Caro Maniero, la verità non accetta patteggiamenti

 

2018-04-15_001425

di Alessandro Ambrosini

Affluenza di pubblico inaspettata quella avvenuta ieri pomeriggio a Bassano del Grappa per il convegno che invitava a gettare la maschera a quello che fu il primo ed unico boss mafioso del Nord Italia, Felice Maniero. Quattro relatori e un moderatore che hanno dato libero sfogo a decenni di perplessità, di misteri, di punti di domanda che sono rimasti sino ad ora quasi completamente senza una risposta ufficiale.

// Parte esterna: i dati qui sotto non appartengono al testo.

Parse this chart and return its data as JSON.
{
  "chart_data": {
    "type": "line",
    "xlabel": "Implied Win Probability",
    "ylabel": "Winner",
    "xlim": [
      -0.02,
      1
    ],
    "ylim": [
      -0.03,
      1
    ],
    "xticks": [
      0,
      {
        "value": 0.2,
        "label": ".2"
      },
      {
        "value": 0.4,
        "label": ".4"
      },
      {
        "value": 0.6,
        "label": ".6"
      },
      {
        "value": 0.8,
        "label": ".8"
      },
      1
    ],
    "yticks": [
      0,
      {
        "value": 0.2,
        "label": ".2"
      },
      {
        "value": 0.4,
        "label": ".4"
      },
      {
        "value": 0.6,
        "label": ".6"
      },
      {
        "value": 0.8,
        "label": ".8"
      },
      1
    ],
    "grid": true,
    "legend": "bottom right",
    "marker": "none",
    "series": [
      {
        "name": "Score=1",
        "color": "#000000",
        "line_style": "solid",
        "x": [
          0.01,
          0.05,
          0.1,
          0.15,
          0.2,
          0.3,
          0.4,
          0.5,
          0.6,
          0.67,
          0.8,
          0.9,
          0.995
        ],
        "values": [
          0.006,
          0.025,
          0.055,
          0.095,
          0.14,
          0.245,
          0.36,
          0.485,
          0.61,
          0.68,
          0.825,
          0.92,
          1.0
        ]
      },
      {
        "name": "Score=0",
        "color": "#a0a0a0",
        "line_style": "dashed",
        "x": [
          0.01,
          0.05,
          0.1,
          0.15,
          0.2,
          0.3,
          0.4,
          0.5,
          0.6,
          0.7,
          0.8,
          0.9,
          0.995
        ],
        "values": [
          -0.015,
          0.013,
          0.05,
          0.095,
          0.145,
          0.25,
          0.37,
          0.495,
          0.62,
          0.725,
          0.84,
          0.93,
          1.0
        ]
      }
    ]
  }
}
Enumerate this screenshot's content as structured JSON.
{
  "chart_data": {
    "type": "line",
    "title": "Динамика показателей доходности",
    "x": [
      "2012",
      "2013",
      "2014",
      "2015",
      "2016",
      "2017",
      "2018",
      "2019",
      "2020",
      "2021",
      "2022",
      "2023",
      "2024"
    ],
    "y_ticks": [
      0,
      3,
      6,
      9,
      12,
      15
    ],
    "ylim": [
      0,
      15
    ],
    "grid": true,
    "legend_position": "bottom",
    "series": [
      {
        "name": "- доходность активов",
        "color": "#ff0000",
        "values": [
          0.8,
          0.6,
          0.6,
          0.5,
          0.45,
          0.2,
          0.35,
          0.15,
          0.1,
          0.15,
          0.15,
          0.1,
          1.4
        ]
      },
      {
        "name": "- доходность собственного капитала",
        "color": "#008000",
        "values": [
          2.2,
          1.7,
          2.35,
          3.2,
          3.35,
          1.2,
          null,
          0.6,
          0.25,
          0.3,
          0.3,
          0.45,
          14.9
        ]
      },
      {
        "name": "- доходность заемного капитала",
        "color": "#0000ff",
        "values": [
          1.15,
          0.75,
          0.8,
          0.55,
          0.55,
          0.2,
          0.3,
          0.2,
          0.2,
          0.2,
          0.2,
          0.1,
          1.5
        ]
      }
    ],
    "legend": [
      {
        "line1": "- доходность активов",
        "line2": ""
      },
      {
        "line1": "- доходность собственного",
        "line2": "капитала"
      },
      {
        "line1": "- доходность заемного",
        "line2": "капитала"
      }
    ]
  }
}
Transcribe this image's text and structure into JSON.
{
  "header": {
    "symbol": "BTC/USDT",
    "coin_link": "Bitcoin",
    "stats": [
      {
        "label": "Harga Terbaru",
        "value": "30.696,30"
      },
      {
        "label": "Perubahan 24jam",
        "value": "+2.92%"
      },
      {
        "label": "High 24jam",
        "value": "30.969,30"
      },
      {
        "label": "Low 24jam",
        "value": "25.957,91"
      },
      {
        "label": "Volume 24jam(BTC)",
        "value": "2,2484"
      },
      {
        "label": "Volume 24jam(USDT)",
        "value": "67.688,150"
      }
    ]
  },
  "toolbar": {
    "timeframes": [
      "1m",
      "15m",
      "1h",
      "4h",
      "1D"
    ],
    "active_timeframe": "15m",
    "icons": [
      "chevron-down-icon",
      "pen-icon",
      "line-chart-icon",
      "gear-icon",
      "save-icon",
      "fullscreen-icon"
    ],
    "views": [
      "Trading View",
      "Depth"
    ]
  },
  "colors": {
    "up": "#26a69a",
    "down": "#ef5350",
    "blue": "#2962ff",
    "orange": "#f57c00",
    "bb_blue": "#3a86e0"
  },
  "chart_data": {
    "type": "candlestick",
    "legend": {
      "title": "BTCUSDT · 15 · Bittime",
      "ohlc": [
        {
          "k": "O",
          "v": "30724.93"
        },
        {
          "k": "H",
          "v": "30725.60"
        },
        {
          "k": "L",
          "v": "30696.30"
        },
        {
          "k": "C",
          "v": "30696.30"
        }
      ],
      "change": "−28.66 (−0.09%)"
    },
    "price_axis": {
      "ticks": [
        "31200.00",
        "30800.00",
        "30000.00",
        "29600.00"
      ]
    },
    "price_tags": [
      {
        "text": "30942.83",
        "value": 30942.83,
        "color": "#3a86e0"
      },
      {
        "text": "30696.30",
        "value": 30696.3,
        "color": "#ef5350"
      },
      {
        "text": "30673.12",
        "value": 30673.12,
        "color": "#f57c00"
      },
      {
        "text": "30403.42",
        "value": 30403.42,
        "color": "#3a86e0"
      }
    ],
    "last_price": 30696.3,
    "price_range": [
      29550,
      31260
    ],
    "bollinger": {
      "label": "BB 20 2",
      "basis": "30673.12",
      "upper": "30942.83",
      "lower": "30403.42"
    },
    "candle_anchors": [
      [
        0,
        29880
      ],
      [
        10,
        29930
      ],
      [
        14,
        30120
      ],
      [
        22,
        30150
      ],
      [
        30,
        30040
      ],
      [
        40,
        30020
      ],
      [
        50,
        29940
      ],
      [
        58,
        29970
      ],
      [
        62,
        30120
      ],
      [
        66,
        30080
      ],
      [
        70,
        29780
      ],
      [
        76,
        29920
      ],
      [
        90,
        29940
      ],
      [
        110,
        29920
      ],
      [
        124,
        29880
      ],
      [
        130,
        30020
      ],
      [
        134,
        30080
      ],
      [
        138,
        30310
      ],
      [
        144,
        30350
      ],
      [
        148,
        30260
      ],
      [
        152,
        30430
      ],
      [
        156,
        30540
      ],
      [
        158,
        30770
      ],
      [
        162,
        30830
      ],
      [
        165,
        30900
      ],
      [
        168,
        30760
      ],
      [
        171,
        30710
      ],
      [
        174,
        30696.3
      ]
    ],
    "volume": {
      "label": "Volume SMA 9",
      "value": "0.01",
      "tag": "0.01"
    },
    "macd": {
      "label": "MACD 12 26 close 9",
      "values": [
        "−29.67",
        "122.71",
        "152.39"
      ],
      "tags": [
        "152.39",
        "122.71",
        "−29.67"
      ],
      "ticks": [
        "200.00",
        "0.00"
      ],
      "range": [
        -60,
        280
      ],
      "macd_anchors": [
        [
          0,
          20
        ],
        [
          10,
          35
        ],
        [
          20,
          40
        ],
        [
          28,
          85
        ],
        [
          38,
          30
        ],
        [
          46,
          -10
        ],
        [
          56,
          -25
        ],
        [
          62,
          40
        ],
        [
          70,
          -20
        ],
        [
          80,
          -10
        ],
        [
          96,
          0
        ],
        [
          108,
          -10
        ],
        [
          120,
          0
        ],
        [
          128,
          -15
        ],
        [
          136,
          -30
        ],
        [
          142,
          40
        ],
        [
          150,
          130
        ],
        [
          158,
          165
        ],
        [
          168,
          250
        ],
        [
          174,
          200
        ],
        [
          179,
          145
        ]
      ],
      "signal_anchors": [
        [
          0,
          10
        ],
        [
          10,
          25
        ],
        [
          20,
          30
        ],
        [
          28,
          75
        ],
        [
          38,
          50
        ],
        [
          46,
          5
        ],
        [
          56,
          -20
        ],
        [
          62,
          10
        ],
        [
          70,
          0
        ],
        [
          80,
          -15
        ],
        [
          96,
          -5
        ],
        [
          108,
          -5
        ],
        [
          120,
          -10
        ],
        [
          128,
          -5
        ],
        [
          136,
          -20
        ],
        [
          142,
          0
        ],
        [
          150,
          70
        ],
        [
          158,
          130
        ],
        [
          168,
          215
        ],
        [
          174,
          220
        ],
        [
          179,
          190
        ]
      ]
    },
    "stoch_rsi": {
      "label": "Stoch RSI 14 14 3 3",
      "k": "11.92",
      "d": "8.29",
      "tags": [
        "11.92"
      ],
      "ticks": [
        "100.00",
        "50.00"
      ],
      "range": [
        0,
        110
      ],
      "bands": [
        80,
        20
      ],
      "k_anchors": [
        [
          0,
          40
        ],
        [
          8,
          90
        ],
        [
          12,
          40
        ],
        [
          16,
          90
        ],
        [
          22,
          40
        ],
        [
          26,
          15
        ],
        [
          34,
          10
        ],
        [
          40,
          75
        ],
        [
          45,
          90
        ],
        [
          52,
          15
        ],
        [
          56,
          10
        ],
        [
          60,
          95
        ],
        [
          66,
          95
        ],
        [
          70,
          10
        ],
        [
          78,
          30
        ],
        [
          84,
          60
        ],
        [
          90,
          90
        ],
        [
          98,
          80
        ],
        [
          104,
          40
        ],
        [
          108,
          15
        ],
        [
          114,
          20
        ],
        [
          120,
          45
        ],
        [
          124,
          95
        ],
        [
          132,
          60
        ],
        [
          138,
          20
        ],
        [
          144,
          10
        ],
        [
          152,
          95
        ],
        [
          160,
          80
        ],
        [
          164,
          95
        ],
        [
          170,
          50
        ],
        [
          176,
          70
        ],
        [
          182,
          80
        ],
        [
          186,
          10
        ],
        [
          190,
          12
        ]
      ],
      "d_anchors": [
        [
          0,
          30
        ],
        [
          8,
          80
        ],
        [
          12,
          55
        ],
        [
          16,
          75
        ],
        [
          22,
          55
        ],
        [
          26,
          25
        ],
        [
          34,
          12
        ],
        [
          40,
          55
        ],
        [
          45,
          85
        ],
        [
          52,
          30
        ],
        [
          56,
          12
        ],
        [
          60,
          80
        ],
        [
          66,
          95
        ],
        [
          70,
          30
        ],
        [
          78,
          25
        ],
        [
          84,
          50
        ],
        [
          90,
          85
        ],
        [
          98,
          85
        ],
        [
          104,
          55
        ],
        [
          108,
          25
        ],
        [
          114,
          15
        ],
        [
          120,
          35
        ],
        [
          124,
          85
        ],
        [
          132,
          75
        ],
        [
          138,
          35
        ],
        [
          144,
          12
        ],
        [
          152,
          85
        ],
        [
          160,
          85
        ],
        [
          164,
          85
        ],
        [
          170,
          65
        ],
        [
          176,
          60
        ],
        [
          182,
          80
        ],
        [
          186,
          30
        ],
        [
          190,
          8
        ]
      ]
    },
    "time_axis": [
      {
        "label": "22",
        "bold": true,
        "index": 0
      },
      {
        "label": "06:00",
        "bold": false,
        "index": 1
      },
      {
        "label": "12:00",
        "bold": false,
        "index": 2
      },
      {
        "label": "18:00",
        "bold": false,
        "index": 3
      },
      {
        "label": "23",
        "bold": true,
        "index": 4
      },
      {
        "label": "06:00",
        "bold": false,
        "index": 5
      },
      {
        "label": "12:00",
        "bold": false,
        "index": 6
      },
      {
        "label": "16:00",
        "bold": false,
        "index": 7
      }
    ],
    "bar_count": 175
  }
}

Una squadra inaspettata e forse fuori dagli schemi dei soliti convegni, più patinati che densi di contenuti. Da Enzo Bordin, decano dei cronisti padovani che tra giudiziaria e nera ha visto tutta l’epopea della Mafia del Brenta, a Monica Zornetta giornalista e scrittrice del libro che forse ha più fotografato le decadi di potere di Felice Maniero ( La resa), Marco Milioni un giornalista abituato a “spaccare in quattro il capello” dell’informazione con precisione chirurgica, il sottoscritto che da anni segue e insegue i movimenti dell’ex boss e Diego Neri, punto fermo della cronaca nera vicentina e ieri nei panni di un preciso e arguto moderatore.

Pezzi di storia quelli che si sono riannodati, pezzi di verità che sono rimasti sempre incastrati tra le “chiacchiere da bar” e le facili classificazioni dietrologhe. E per questo relegate a fantasie. Ma fantasie non lo sono più. I tempi cambiano e cambiano anche i modi di approcciare le notizie, cambia il modo di fare inchiesta, cambia modo di vedere l’informazione per come, a volte, ci viene presentata. Ed è proprio per quest’ultimo punto che è nato questo convegno, e forse ne nasceranno altri sullo stesso argomento in altre città venete, la necessità di un informazione precisa e libera da “influenze” che possono essere editoriali o di altro genere. Non è un mistero, infatti, che l’intervista di Felice Maniero al gruppo Finegil ( Il Mattino, La Nuova Venezia, La Tribuna di Treviso, Il Secolo XIX, la Stampa ed altri) sia stato il motore pulsante per l’iniziativa di ieri. Un motore che ha girato controcorrente rispetto alle narrazioni “a copione” di Felice Maniero. Un motore che ha portato verità provate nere su bianco rispetto alle parole “fumose” dell’ex boss e ora imprenditore “di fallimenti”. Verità che spiegheremo punto su punto con carte alla mano in questo blog.

Ieri non c’era paura in quella sala. Ieri in quella sala c’era consapevolezza, c’era curiosità, c’era voglia di sapere oltre a ciò che Maniero, o Luca Mori, ha cercato per decenni di raccontare nelle sue interviste-farsa. C’era il motivo per cui ognuno di noi, che crede nella verità come motore per essere uomini liberi, ogni giorno cerca di mettere un tassello in più in questo puzzle che è la storia italiana.

Non si cerca la condanna di qualcuno nelle nostre azioni. Si cerca di ridare dignità alla parola verità, perché è una parola che non accetta patteggiamenti.